Au-delà de ces activités souvent sanglantes du milieu, les Français ont surtout retenu de l'actualité criminelle une longue litanie de petits délits, dont l'énumération savamment serinée par certains journaux et certains groupes contribue, bien plus que le massacre du Bar du téléphone, à entretenir le fameux climat d'insécurité.

Voyageurs rançonnés

La petite délinquance s'est d'abord fait remarquer dans les transports en commun : en un an, une bande a pillé les coffres-forts de 35 stations du métro parisien avant de se faire arrêter ; des groupes de jeunes ont entrepris de rançonner les voyageurs dans les rames, tandis que d'autres les attendaient au coin d'un couloir désert. À Lyon, une bande d'adolescents saccage un autobus et dévalise ses passagers comme le faisaient les bandits de l'Ouest américain au passage des diligences. Au total, pour la seule région parisienne, la RATP signale pour 1978, 180 incidents dans ses autobus, 2 196 vols à la tire et 709 agressions dans le métro.
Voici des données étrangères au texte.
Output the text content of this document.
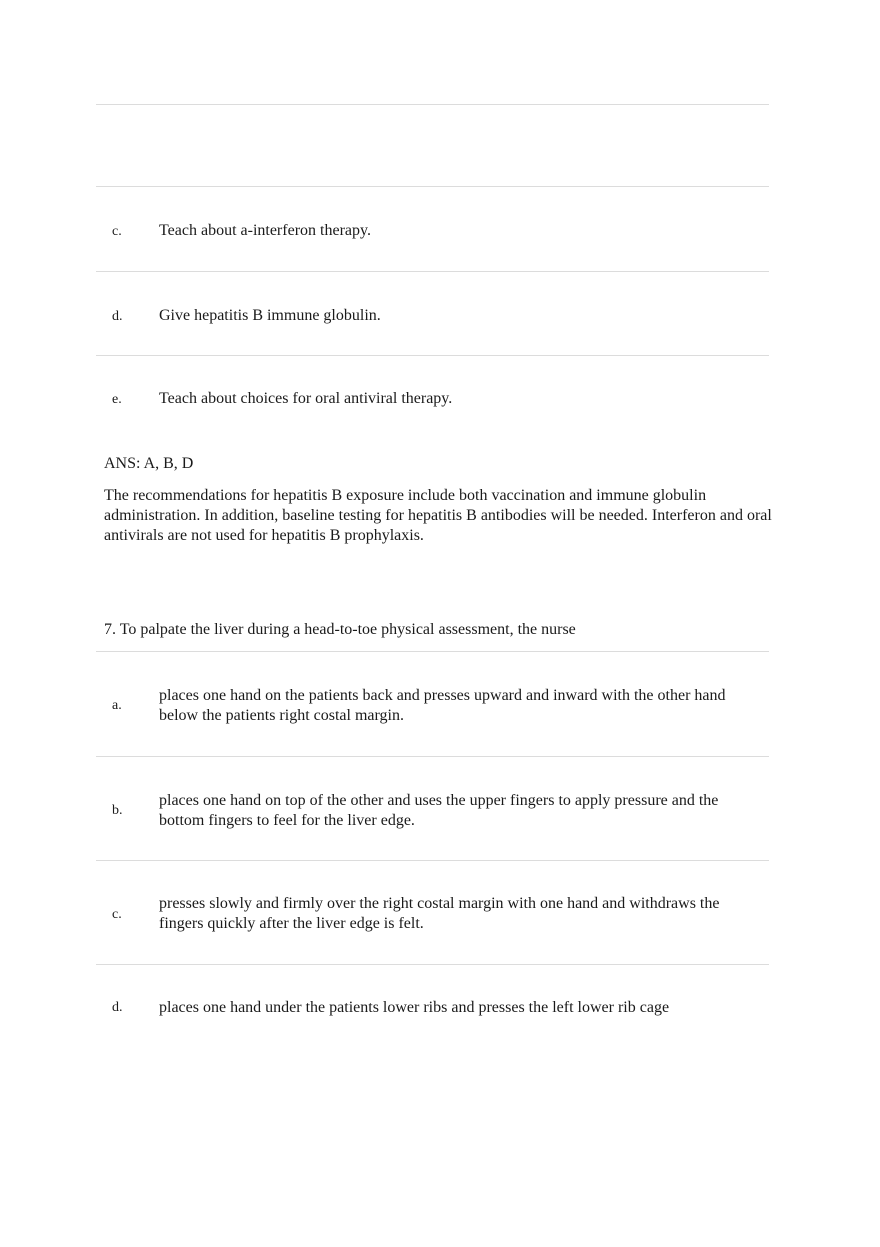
c. Teach about a-interferon therapy.
d. Give hepatitis B immune globulin.
e. Teach about choices for oral antiviral therapy.
ANS: A, B, D
The recommendations for hepatitis B exposure include both vaccination and immune globulin administration. In addition, baseline testing for hepatitis B antibodies will be needed. Interferon and oral antivirals are not used for hepatitis B prophylaxis.
7. To palpate the liver during a head-to-toe physical assessment, the nurse
a.
places one hand on the patients back and presses upward and inward with the other hand below the patients right costal margin.
b.
places one hand on top of the other and uses the upper fingers to apply pressure and the bottom fingers to feel for the liver edge.
c.
presses slowly and firmly over the right costal margin with one hand and withdraws the fingers quickly after the liver edge is felt.
d. places one hand under the patients lower ribs and presses the left lower rib cage
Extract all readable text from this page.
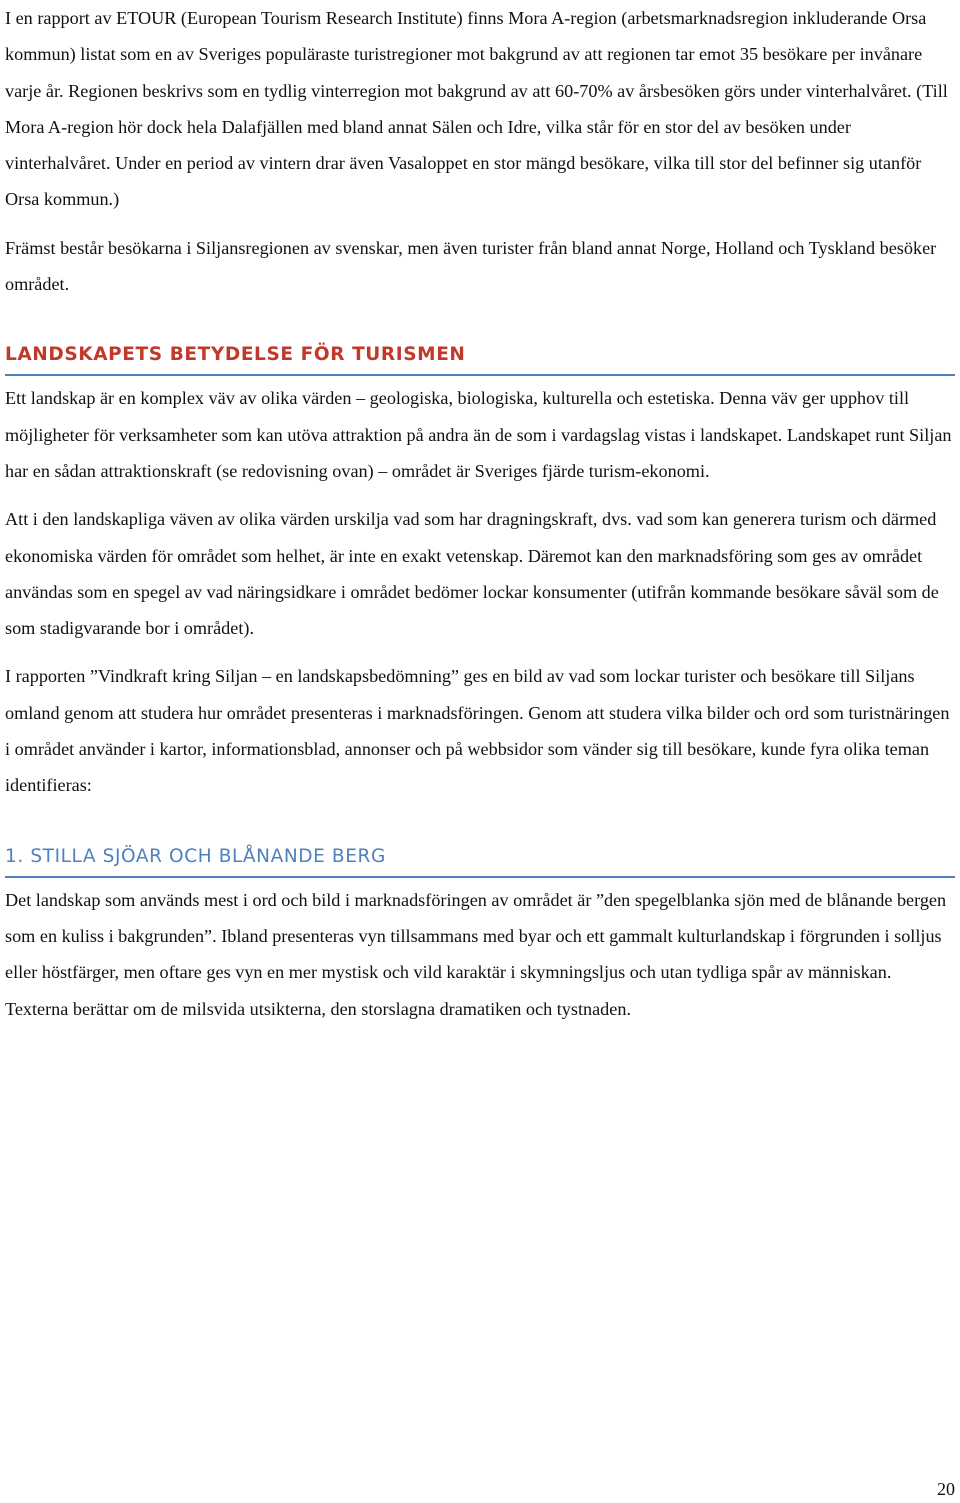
I en rapport av ETOUR (European Tourism Research Institute) finns Mora A-region (arbetsmarknadsregion inkluderande Orsa kommun) listat som en av Sveriges populäraste turistregioner mot bakgrund av att regionen tar emot 35 besökare per invånare varje år. Regionen beskrivs som en tydlig vinterregion mot bakgrund av att 60-70% av årsbesöken görs under vinterhalvåret. (Till Mora A-region hör dock hela Dalafjällen med bland annat Sälen och Idre, vilka står för en stor del av besöken under vinterhalvåret. Under en period av vintern drar även Vasaloppet en stor mängd besökare, vilka till stor del befinner sig utanför Orsa kommun.)

Främst består besökarna i Siljansregionen av svenskar, men även turister från bland annat Norge, Holland och Tyskland besöker området.

LANDSKAPETS BETYDELSE FÖR TURISMEN

Ett landskap är en komplex väv av olika värden – geologiska, biologiska, kulturella och estetiska. Denna väv ger upphov till möjligheter för verksamheter som kan utöva attraktion på andra än de som i vardagslag vistas i landskapet. Landskapet runt Siljan har en sådan attraktionskraft (se redovisning ovan) – området är Sveriges fjärde turism-ekonomi.

Att i den landskapliga väven av olika värden urskilja vad som har dragningskraft, dvs. vad som kan generera turism och därmed ekonomiska värden för området som helhet, är inte en exakt vetenskap. Däremot kan den marknadsföring som ges av området användas som en spegel av vad näringsidkare i området bedömer lockar konsumenter (utifrån kommande besökare såväl som de som stadigvarande bor i området).

I rapporten ”Vindkraft kring Siljan – en landskapsbedömning” ges en bild av vad som lockar turister och besökare till Siljans omland genom att studera hur området presenteras i marknadsföringen. Genom att studera vilka bilder och ord som turistnäringen i området använder i kartor, informationsblad, annonser och på webbsidor som vänder sig till besökare, kunde fyra olika teman identifieras:

1. STILLA SJÖAR OCH BLÅNANDE BERG

Det landskap som används mest i ord och bild i marknadsföringen av området är ”den spegelblanka sjön med de blånande bergen som en kuliss i bakgrunden”. Ibland presenteras vyn tillsammans med byar och ett gammalt kulturlandskap i förgrunden i solljus eller höstfärger, men oftare ges vyn en mer mystisk och vild karaktär i skymningsljus och utan tydliga spår av människan. Texterna berättar om de milsvida utsikterna, den storslagna dramatiken och tystnaden.

20
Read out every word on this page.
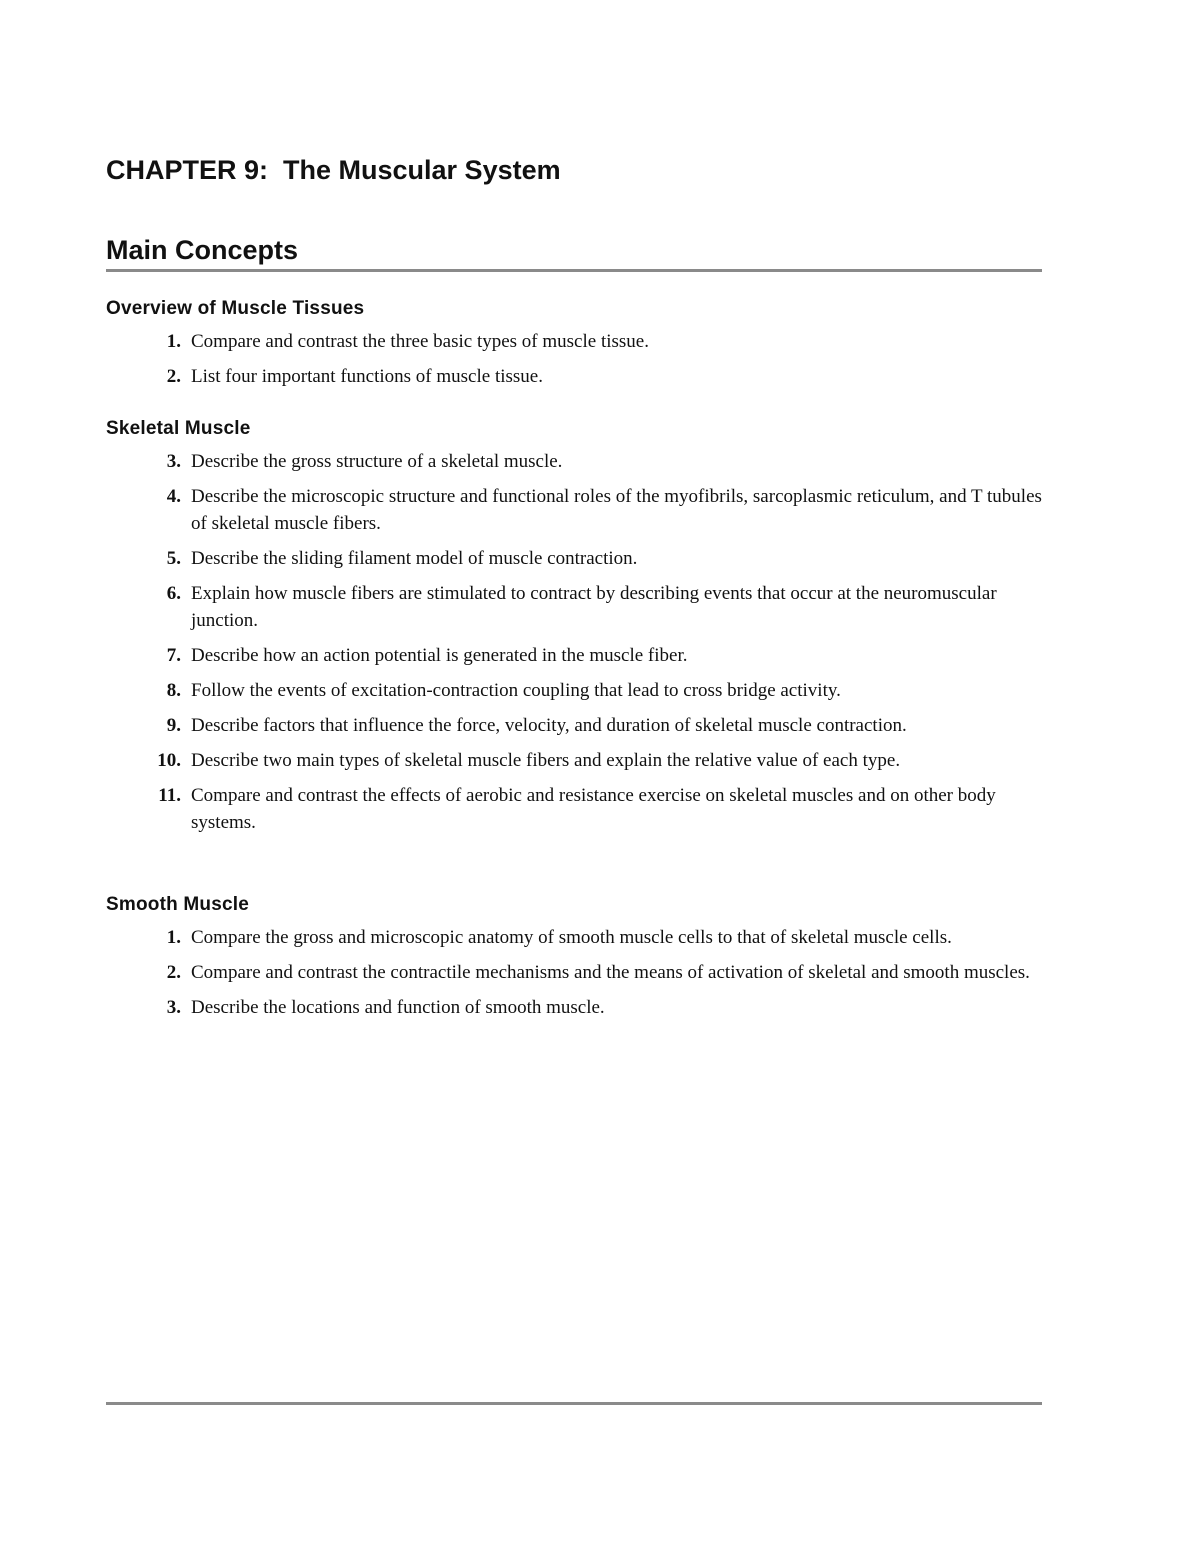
CHAPTER 9:  The Muscular System
Main Concepts
Overview of Muscle Tissues
1. Compare and contrast the three basic types of muscle tissue.
2. List four important functions of muscle tissue.
Skeletal Muscle
3. Describe the gross structure of a skeletal muscle.
4. Describe the microscopic structure and functional roles of the myofibrils, sarcoplasmic reticulum, and T tubules of skeletal muscle fibers.
5. Describe the sliding filament model of muscle contraction.
6. Explain how muscle fibers are stimulated to contract by describing events that occur at the neuromuscular junction.
7. Describe how an action potential is generated in the muscle fiber.
8. Follow the events of excitation-contraction coupling that lead to cross bridge activity.
9. Describe factors that influence the force, velocity, and duration of skeletal muscle contraction.
10. Describe two main types of skeletal muscle fibers and explain the relative value of each type.
11. Compare and contrast the effects of aerobic and resistance exercise on skeletal muscles and on other body systems.
Smooth Muscle
1. Compare the gross and microscopic anatomy of smooth muscle cells to that of skeletal muscle cells.
2. Compare and contrast the contractile mechanisms and the means of activation of skeletal and smooth muscles.
3. Describe the locations and function of smooth muscle.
Chiffres lourds, mais qu'il faut rapprocher de l'importance du trafic : 2 700 000 voyageurs dans le métro chaque jour, plus d'un milliard par an.

Alors que le nombre des hold-up diminuait, sans doute à la suite du renforcement des mesures de sécurité dans les banques, ce sont les postiers qui font les frais des petits truands. 5 000 bureaux de poste sont jugés insuffisamment protégés par les syndicats. Dans la seule région parisienne, on enregistre, en moins d'un an, 82 attaques contre des facteurs.

Facteurs agressés

Le scénario est toujours le même. L'agression a lieu peu de temps après le départ du bureau de poste. Son ou ses auteurs sont armés d'un couteau, d'une barre de fer, plus rarement d'une arme à feu. Dès que la victime s'engage dans une rue peu passante, on lui arrache sa sacoche ou on la contraint à s'en défaire sous la menace. Le butin est le plus souvent dérisoire : 1 000, 2 000, parfois 3 000 F. Les PTT, pour décourager les agresseurs, fractionnent en petites sommes l'argent que doivent convoyer les facteurs, quitte à leur faire faire plusieurs tournées. Et la consigne est formelle : « En cas d'agression, ne vous défendez pas. »

Pourtant, le 27 septembre 1978, Georges Albert ne se laisse pas faire. Il y a vingt ans qu'il distribue le courrier de la rue de Belleville, à Paris. Si on l'attaque, il est bien décidé à se défendre. C'est ce qu'il fait lorsqu'un jeune immigré se rue sur lui dans le hall d'un immeuble. Dans la bagarre, son agresseur sort un couteau et frappe. Georges Albert s'écroule, mortellement blessé. Il avait 18 000 F dans sa sacoche. Ses collègues feront grève le jour de ses obsèques pour obtenir une meilleure protection.

Les facteurs des Bouches-du-Rhône auront la même réaction après le meurtre de Georges Candella, receveur d'un petit bureau. Lui non plus n'a pas voulu céder au gaillard armé et décidé qui a attaqué son bureau de poste. Il a refusé de lui donner les clefs du coffre. Antoine Raccione n'a pas hésité : il a tué le receveur de 5 balles tirées à bout portant. Antoine Raccione était CRS à Marseille. Son service terminé, il montait des opérations avec des amis truands.

Légitime défense

Avec le développement des loisirs, les résidences secondaires sont de plus en plus nombreuses. Et les petits voleurs s'y intéressent de plus en plus. 13 000 chaumières, mas, fermettes et villas de tout style ont été visités par des indésirables en 1978.

Il est difficile de protéger efficacement sa résidence secondaire. Les sirènes d'alarme du type de celles qui sont utilisées dans les bijouteries ou les banques sont désormais autorisées, après avis du préfet, chez les particuliers.

Mais beaucoup croient que, pour décourager les cambrioleurs, rien ne vaut un bon fusil, ou à la rigueur une machine infernale. C'est ainsi qu'un garagiste de Troyes, lassé de recevoir des visites nocturnes, avait piégé un transistor. Un de ses voleurs a été tué par l'explosion de l'engin. Lionel Legras a été condamné par un tribunal correctionnel à 6 mois de prison et 600 F d'amende. Scandalisé par le jugement, il cherche à passer aux assises, devant un jury populaire, qui, il en est sûr, l'acquittera. Sept meurtriers partisans de l'autodéfense ont déjà été acquittés par des cours d'assises en quelques mois. Tous avaient reçu le soutien actif de l'association Légitime défense fondée par un ancien magistrat, François Romerio. Ses membres jugent la police inefficace, la justice laxiste et n'hésitent pas à tirer pour défendre leurs biens.